A theoretical and experimental study on laser-induced deterioration in wet grinding of Al2O3 engineering ceramic

Abstract

A series of theoretical analyses and experimental investigations were performed to examine a strategy for laser-induced deterioration in wet grinding of Al2O3 engineering ceramic. The mechanisms for laser-induced deterioration and wet grinding of the deterioration layer were theoretically analyzed, and the three key processing parameters that determined the micro-topography and distribution of the laser-inducing craters were proposed, including the laser power density, the laser spot overlap ratio, and the laser scanning track line overlap ratio. Further, the forming mechanism of the single pulse-inducing crater under different laser power densities and the interaction mechanisms between adjacent spots along the longitudinal and transverse directions were investigated. The optimal values of the key processing parameters were identified.
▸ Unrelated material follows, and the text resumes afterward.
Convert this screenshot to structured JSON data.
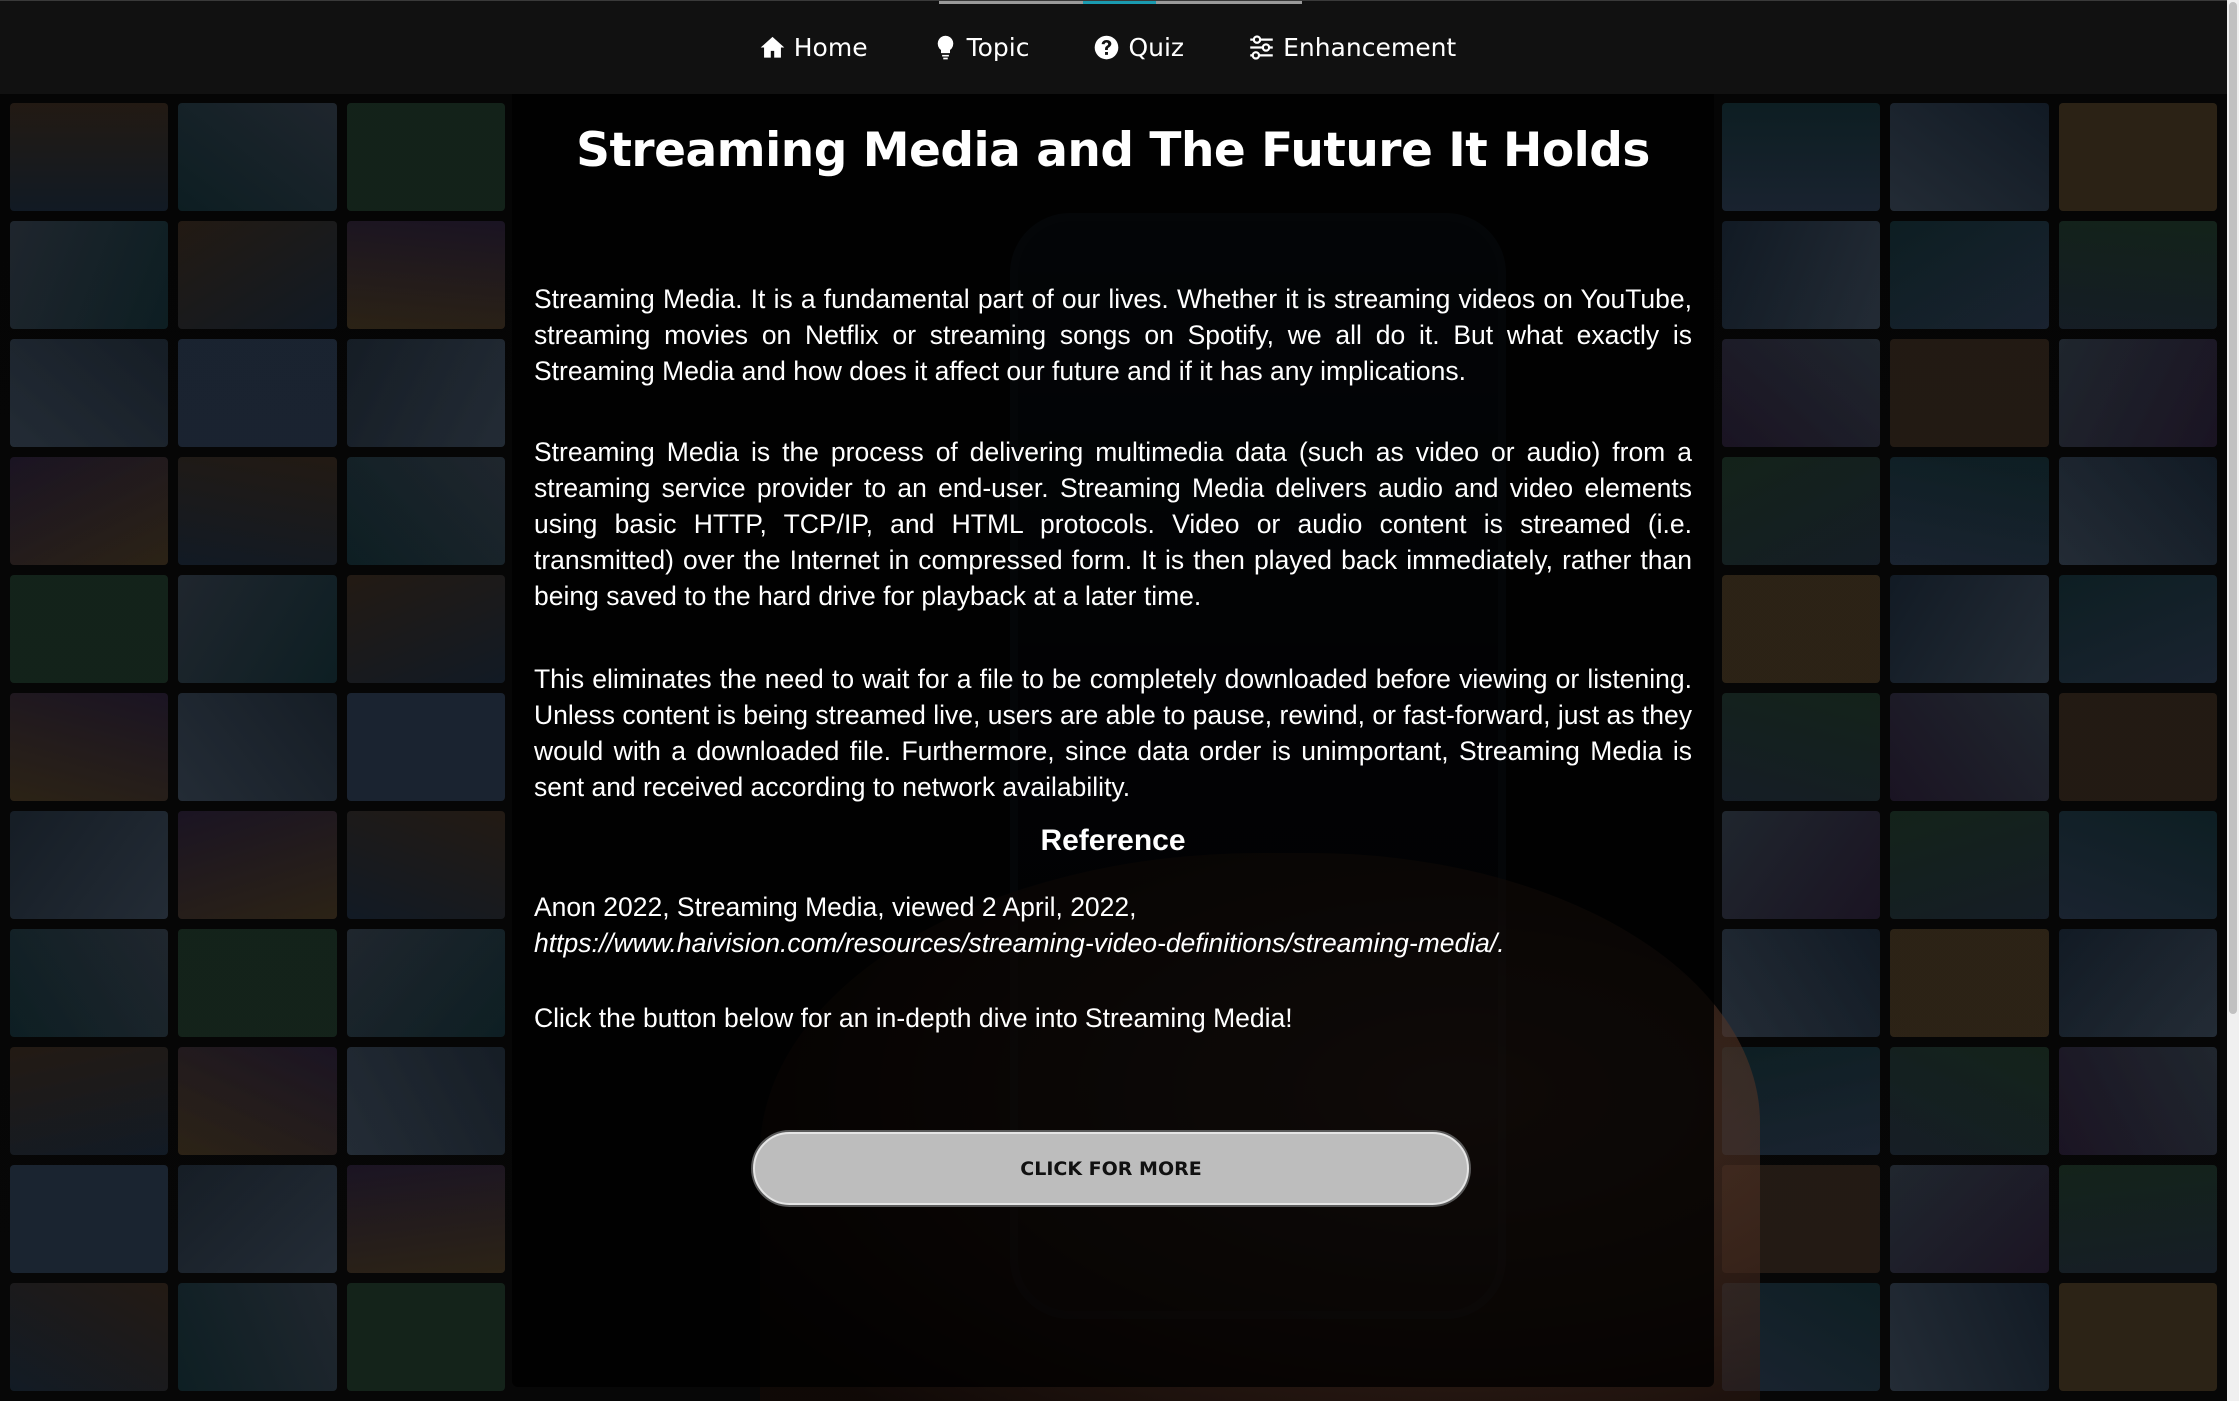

To further evaluate the effect of laser-induced deterioration objectively, a comparative experiment was conducted under laser-induced deterioration wet grinding (LIDWG) and conventional grinding (CG) conditions. It was found that the procedure of laser-induced deterioration had a strong influence on the grinding results. The normal and tangential grinding forces for LIDWG condition were lower than those for CG condition, with a maximum reduction of 72.4 % (68.9 %).